Foi um trabalho interessantíssimo. Na época, eu era funcionário da PA Arquivos, uma grande empresa do setor e eu fiquei responsável pela documentação de pessoal de funcionários da Chesf, de 2004 a 2005. Eram documentos antigos. Cartão de ponto, ficha cadastral, atestado médico, férias, holerite (contra-cheque). E a gente classificava por ordem alfabética, para que a Chesf não perdesse esse legado e também pudesse responder juridicamente a eventuais processos.

A documentação de pessoal tem uma prescrição de mais de 90 anos para fins previdenciários, transmissão de herança, benefícios. Nós tivemos um trabalho gigantesco de salvaguardar, organizar e também descartar documentos que não faziam parte da descrição de documentos de pessoal. Eu sou servidor da Defensoria Pública da União.

O senhor também integra o Projeto Acesso, que ajuda pessoas vulneráveis a receber benefícios do Estado que elas desconhecem que têm ou não sabem o caminho para atingi-los. Como isso funciona?

Eu sou formado em Arquivologia, que está ligada a arquivos e papéis. Mas a população precisa saber que esse é um trabalho ligado às informações orgânicas das organizações.
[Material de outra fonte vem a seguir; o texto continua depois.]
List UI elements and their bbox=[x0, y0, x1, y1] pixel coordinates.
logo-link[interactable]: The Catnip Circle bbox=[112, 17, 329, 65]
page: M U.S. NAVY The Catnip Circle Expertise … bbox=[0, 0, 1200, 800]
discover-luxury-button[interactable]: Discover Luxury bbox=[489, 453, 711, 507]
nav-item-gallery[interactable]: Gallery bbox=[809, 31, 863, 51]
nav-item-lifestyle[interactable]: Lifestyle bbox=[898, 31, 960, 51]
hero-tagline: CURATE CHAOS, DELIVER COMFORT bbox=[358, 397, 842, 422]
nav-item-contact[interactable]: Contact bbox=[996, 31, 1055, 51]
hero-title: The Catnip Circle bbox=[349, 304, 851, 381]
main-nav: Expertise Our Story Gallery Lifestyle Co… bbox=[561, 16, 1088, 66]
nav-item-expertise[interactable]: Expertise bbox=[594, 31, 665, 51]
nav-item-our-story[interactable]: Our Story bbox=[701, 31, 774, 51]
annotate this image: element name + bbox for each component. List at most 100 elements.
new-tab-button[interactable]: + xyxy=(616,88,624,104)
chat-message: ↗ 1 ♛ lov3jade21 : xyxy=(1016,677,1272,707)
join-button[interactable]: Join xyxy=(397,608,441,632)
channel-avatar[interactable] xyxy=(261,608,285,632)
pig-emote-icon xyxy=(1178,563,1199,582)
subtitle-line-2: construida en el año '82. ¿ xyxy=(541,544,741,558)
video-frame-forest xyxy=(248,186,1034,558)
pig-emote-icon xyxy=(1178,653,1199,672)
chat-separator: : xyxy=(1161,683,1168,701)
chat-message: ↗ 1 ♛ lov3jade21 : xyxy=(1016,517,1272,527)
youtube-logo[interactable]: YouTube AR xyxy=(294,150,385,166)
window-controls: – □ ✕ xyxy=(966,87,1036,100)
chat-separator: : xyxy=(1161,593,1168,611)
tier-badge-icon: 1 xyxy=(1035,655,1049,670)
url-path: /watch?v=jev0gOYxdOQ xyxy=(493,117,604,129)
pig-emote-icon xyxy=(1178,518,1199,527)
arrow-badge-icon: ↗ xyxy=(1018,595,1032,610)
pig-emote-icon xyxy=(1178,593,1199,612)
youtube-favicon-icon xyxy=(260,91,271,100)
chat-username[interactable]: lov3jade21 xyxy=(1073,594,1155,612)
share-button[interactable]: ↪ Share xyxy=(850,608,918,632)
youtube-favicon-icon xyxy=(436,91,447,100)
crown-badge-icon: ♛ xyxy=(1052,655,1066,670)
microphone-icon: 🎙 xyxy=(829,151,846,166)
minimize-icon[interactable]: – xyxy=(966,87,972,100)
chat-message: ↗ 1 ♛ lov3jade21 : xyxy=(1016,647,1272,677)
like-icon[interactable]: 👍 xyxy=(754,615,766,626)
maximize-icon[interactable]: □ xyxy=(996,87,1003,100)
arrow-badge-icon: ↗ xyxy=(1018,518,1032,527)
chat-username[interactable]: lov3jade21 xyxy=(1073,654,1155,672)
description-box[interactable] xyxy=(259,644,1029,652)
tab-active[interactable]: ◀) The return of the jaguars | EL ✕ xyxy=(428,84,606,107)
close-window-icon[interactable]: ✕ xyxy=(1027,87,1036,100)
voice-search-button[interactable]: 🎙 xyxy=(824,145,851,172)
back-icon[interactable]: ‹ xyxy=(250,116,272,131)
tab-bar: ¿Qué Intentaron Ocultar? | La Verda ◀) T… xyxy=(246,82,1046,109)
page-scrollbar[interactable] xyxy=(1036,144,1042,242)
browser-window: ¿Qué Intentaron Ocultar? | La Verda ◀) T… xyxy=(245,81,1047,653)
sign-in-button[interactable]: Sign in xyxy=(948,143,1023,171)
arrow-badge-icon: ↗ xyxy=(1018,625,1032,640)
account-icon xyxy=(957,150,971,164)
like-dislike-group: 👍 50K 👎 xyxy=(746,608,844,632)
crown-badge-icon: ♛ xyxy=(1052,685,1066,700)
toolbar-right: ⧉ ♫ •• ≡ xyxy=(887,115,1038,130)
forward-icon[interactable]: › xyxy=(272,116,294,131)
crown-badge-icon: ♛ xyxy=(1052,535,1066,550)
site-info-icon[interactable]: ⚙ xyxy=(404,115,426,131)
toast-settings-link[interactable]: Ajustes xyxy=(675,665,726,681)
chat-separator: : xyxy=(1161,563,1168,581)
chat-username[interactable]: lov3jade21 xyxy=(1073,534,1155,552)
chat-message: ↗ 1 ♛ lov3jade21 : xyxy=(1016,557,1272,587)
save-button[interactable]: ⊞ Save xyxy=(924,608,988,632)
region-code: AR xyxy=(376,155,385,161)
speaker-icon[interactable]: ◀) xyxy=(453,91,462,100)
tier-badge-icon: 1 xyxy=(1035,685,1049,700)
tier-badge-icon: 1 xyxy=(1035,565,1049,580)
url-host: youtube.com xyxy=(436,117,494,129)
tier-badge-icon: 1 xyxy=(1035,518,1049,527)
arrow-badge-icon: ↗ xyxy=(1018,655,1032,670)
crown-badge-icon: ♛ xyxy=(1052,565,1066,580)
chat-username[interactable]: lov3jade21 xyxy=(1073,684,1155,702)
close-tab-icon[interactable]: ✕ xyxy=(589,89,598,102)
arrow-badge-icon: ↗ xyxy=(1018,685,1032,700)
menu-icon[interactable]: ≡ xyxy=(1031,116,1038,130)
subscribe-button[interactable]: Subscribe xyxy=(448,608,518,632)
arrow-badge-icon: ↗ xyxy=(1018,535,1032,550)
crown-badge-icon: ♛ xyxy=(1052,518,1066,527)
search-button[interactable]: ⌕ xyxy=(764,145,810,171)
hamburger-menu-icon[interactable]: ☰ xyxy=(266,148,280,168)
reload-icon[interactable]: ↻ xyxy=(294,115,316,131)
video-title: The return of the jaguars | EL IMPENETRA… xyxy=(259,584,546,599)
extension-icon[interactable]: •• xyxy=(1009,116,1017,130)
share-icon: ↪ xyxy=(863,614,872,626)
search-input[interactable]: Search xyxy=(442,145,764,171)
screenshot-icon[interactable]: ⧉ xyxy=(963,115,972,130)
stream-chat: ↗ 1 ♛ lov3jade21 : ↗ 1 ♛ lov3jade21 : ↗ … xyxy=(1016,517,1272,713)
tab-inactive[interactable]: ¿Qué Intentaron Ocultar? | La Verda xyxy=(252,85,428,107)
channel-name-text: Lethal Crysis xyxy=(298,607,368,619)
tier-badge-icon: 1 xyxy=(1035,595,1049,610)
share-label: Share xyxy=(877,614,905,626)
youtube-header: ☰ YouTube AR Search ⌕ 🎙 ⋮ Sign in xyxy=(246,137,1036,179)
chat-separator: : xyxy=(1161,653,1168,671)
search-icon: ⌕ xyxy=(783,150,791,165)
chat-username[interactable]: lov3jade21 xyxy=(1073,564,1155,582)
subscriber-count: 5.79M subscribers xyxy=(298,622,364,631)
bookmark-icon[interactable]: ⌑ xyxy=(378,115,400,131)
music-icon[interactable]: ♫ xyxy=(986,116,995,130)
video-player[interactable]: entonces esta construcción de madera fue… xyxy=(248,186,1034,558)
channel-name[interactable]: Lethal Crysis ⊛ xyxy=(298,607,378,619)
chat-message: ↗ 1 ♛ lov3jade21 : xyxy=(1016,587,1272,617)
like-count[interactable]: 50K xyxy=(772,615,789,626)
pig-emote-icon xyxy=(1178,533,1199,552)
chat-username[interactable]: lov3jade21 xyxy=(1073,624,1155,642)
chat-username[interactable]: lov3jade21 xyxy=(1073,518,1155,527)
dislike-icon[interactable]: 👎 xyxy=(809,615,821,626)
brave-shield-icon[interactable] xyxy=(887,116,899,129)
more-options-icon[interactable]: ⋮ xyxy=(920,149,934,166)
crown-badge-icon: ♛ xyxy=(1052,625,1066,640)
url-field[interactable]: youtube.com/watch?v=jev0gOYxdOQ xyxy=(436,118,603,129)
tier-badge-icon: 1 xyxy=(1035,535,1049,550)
Eu sou servidor da Defensoria, que é um órgão jurídico.

E nesse lugar de compreender como a informação transforma e viabiliza direitos, nós construímos o Projeto Acesso, justamente por entender que nas comunidades há um problema de compreensão dos ritos processuais existentes na esfera pública. A pessoa tem o direito de auferir um benefício assistencial ou previdenciário, mas não sabe chegar até esse objetivo porque não conhece os ditames.

O Projeto Acesso nasce justamente como uma ponte entre o cidadão e o serviço público. A gente desmistifica terminologicamente aquela burocracia que a população não compreende. O que mais a gente identificou foi pessoas que possuem vulnerabilidade social, estão registradas no CadÚnico (Cadastro Único para Programas Sociais), têm 68, 70 anos, morando sozinhas e com direito ao BPC-LOAS (Benefício de Prestação Continuada da Lei Orgânica de Assistência Social).

O Projeto Acesso chega para essas pessoas e pergunta se elas sabem que têm direito a um benefício social pelas condições que se apresentam e elas dizem que não. A gente faz o cadastro da pessoa e em três semanas ou um mês ela começa a receber o benefício de um salário-mínimo e isso restabelece a dignidade da pessoa. A gente não quer substituir o poder público.

Pelo contrário, a gente quer trazer para o poder público uma metodologia que consideramos inovadora, com busca ativa na comunidade. A gente passa com o carro de som, deixa o Whatsapp (99414.4444) à disposição.